Luke sat up. “He did not go home to his mother,” he said clearly. I felt horrible, as evil as Ty Cobb. I saw in his eyes what seemed to me not anger, exactly, but something more like doubt, religious doubt as it is described in nineteenth-century novels. What if the Rookie hadn’t risen again? What if the story had been only a story? What if someone was obviously manipulating it for a moral purpose? He had the relics and the photos, but like a true believer, he knew that it was all just talk if the Rookie didn’t rise again.
“He did not go home to his mother,” he said again, and as quickly as I could, in a panic, I turned it around. Of course not, I said. He went home for that day, to relax. The next day a delegation from both leagues was in his front yard, insisting that he come back to the Giants. “Baseball can’t survive without you, kid,” said Ban Johnson, president of the American League. Even Cobb himself, bandaged and sheepish, was there. Finally the Rookie agreed to come back—“But no more dirty tricks,” he said—and they played an eighth game (as they’d done once before), which he won.
“You told the story wrong,” he said finally. (And the next day he said to his mother, “Daddy told the Rookie story wrong.”) So the story goes on, only now it is much more under the child’s control. The Rookie soon entered a Gothic phase, as the little boy began to demand scary Rookie stories (“With a real witch. Not Ty Cobb dressed up like a witch. Not the Chief dressed up like a witch. A real witch”) and, more recently, a decadent phase. The current story, for instance, involves Sherlock Holmes, the genie from Aladdin, a T. rex, and the Pirate King from Pirates of Penzance. Having been, if only momentarily, betrayed by the story, he was doing what the literary critics would call “contesting the narrative.” The story belongs to him now.
My Rookie never really played ball again, no matter how many stories I tell, any more than Sherlock Holmes really came back alive from the Reichenbach Falls, no matter how many stories Conan Doyle wrote about him afterward. I think the Rookie just went home to Anywhere, U.S.A., and back to school like all the other kids.

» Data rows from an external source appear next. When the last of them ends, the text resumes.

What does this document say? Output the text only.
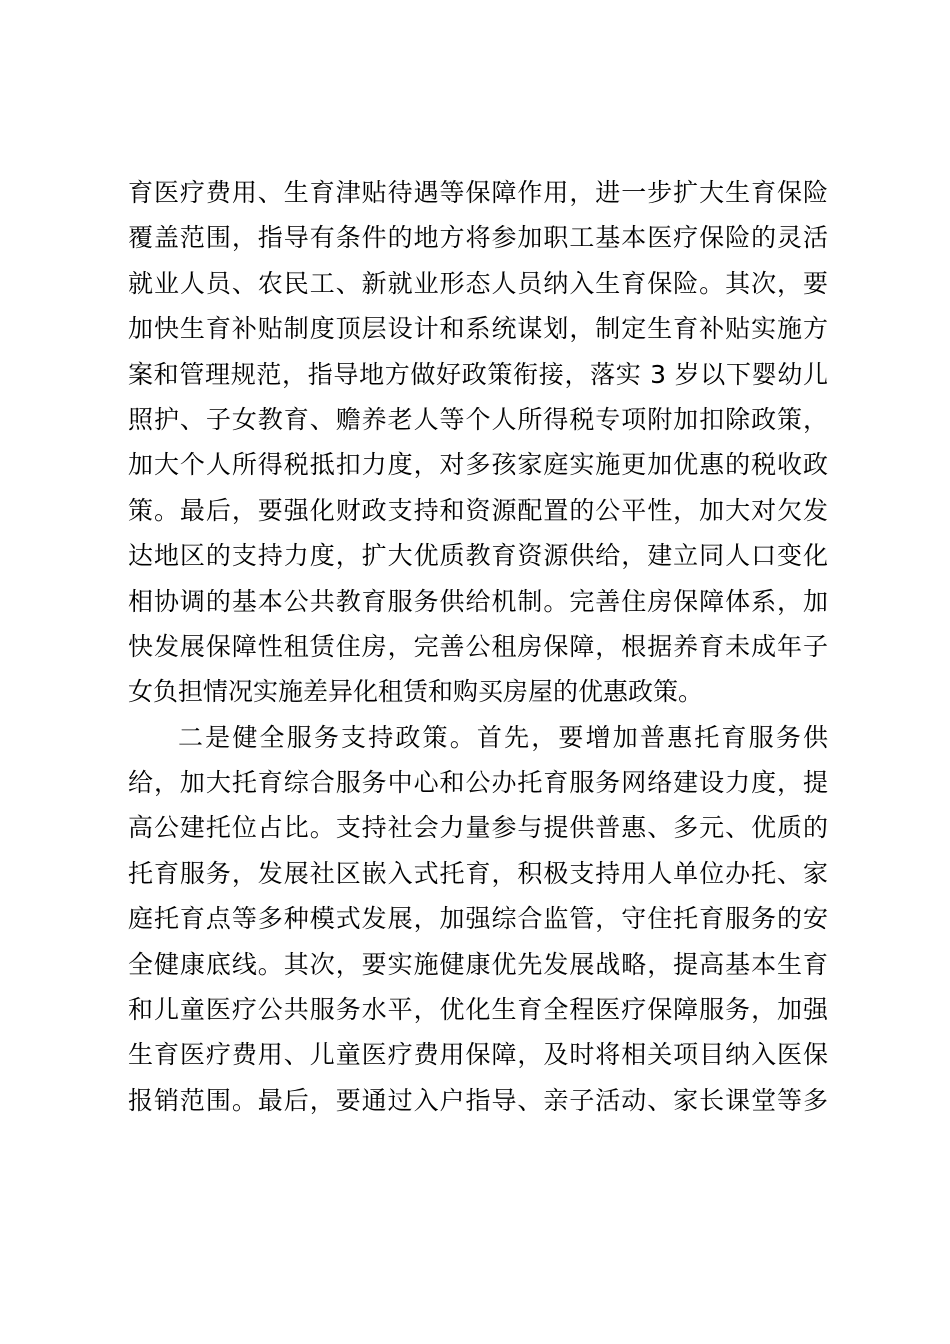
育医疗费用、生育津贴待遇等保障作用，进一步扩大生育保险
覆盖范围，指导有条件的地方将参加职工基本医疗保险的灵活
就业人员、农民工、新就业形态人员纳入生育保险。其次，要
加快生育补贴制度顶层设计和系统谋划，制定生育补贴实施方
案和管理规范，指导地方做好政策衔接，落实 3 岁以下婴幼儿
照护、子女教育、赡养老人等个人所得税专项附加扣除政策，
加大个人所得税抵扣力度，对多孩家庭实施更加优惠的税收政
策。最后，要强化财政支持和资源配置的公平性，加大对欠发
达地区的支持力度，扩大优质教育资源供给，建立同人口变化
相协调的基本公共教育服务供给机制。完善住房保障体系，加
快发展保障性租赁住房，完善公租房保障，根据养育未成年子
女负担情况实施差异化租赁和购买房屋的优惠政策。
二是健全服务支持政策。首先，要增加普惠托育服务供
给，加大托育综合服务中心和公办托育服务网络建设力度，提
高公建托位占比。支持社会力量参与提供普惠、多元、优质的
托育服务，发展社区嵌入式托育，积极支持用人单位办托、家
庭托育点等多种模式发展，加强综合监管，守住托育服务的安
全健康底线。其次，要实施健康优先发展战略，提高基本生育
和儿童医疗公共服务水平，优化生育全程医疗保障服务，加强
生育医疗费用、儿童医疗费用保障，及时将相关项目纳入医保
报销范围。最后，要通过入户指导、亲子活动、家长课堂等多
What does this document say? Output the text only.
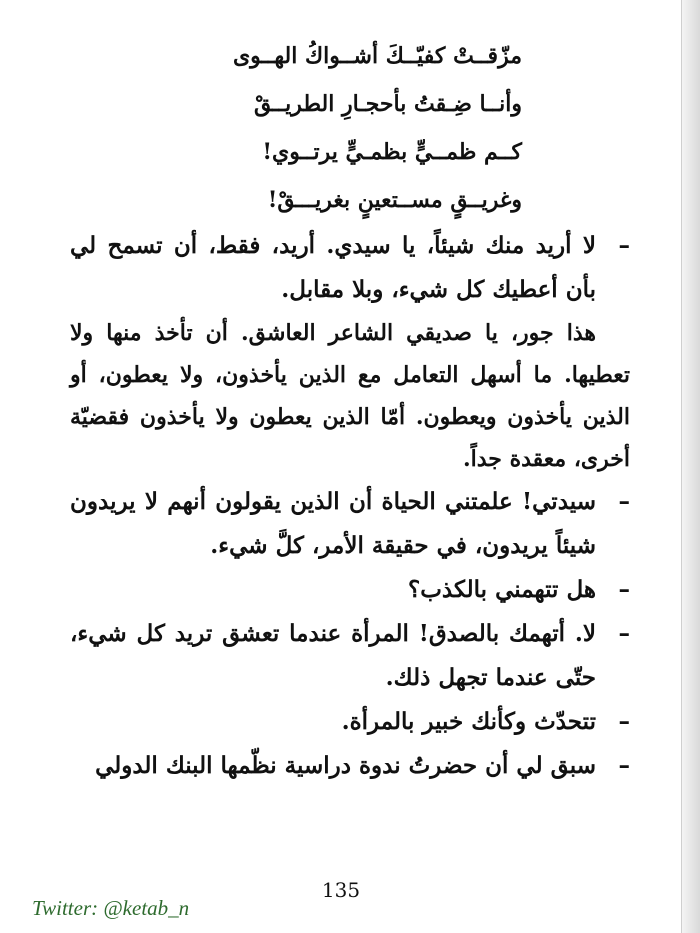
مزّقــتْ كفيّــكَ أشــواكُ الهــوى
وأنــا ضِـقتُ بأحجـارِ الطريــقْ
كــم ظمــيٍّ بظمـيٍّ يرتــوي!
وغريــقٍ مســتعينٍ بغريـــقْ!
–
لا أريد منك شيئاً، يا سيدي. أريد، فقط، أن تسمح لي بأن أعطيك كل شيء، وبلا مقابل.
هذا جور، يا صديقي الشاعر العاشق. أن تأخذ منها ولا تعطيها. ما أسهل التعامل مع الذين يأخذون، ولا يعطون، أو الذين يأخذون ويعطون. أمّا الذين يعطون ولا يأخذون فقضيّة أخرى، معقدة جداً.
–
سيدتي! علمتني الحياة أن الذين يقولون أنهم لا يريدون شيئاً يريدون، في حقيقة الأمر، كلَّ شيء.
–
هل تتهمني بالكذب؟
–
لا. أتهمك بالصدق! المرأة عندما تعشق تريد كل شيء، حتّى عندما تجهل ذلك.
–
تتحدّث وكأنك خبير بالمرأة.
–
سبق لي أن حضرتُ ندوة دراسية نظّمها البنك الدولي
135
Twitter: @ketab_n
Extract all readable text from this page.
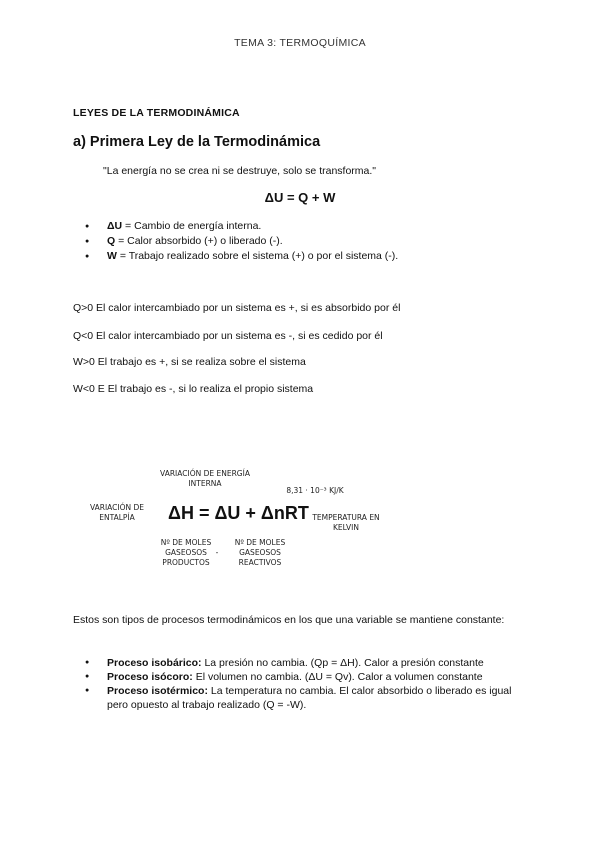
TEMA 3: TERMOQUÍMICA
LEYES DE LA TERMODINÁMICA
a) Primera Ley de la Termodinámica
"La energía no se crea ni se destruye, solo se transforma."
ΔU = Q + W
● ΔU = Cambio de energía interna.
● Q = Calor absorbido (+) o liberado (-).
● W = Trabajo realizado sobre el sistema (+) o por el sistema (-).
Q>0 El calor intercambiado por un sistema es +, si es absorbido por él
Q<0 El calor intercambiado por un sistema es -, si es cedido por él
W>0 El trabajo es +, si se realiza sobre el sistema
W<0 E El trabajo es -, si lo realiza el propio sistema
VARIACIÓN DE ENERGÍA INTERNA
8,31 · 10⁻³ KJ/K
VARIACIÓN DE ENTALPÍA	ΔH = ΔU + ΔnRT TEMPERATURA EN KELVIN
Nº DE MOLES GASEOSOS PRODUCTOS
-
Nº DE MOLES GASEOSOS REACTIVOS
Estos son tipos de procesos termodinámicos en los que una variable se mantiene constante:
● Proceso isobárico: La presión no cambia. (Qp = ΔH). Calor a presión constante
● Proceso isócoro: El volumen no cambia. (ΔU = Qv). Calor a volumen constante
● Proceso isotérmico: La temperatura no cambia. El calor absorbido o liberado es igual pero opuesto al trabajo realizado (Q = -W).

Luke and I tried playing a little catch this spring in the Luxembourg Gardens but gave up after about five minutes. For a present, around that time, he asked us to make him his own carte d’identite, marked with a metier de journaliste—a press pass from the government—so that he could pretend to cut through red tape. We made him an impressive-looking fake government document, with a black-and-white photo and lots of cryptic, official-looking stamps. At bedtime now before the Rookie story starts, he likes to act out a French bureaucratic drama: I play a functionary guarding an entrance to something or other who scowls at him until he haughtily flashes his carte, and then I let him pass with many apologetic, ah-monsieur-I-did-not-recognize grimaces and shrugs, while his mother acts out the role of irate bystander, fuming in line as the privileged functionary serenely passes by. I suppose it is about time we took him home.
I don’t think about the Rookie as much as I used to, but when the bombs began to fall in Serbia I began thinking about that other Serbian conflagration, in 1914, and everything it had led to, and I realized with a start that by making the Rookie three years old in 1908, I was leaving him, unprotected, to the century’s horrors. Then I did a quick calculation and realized that he would have been far too young for the First War, and just too old for the Second. The Rookie was lucky that way, I think.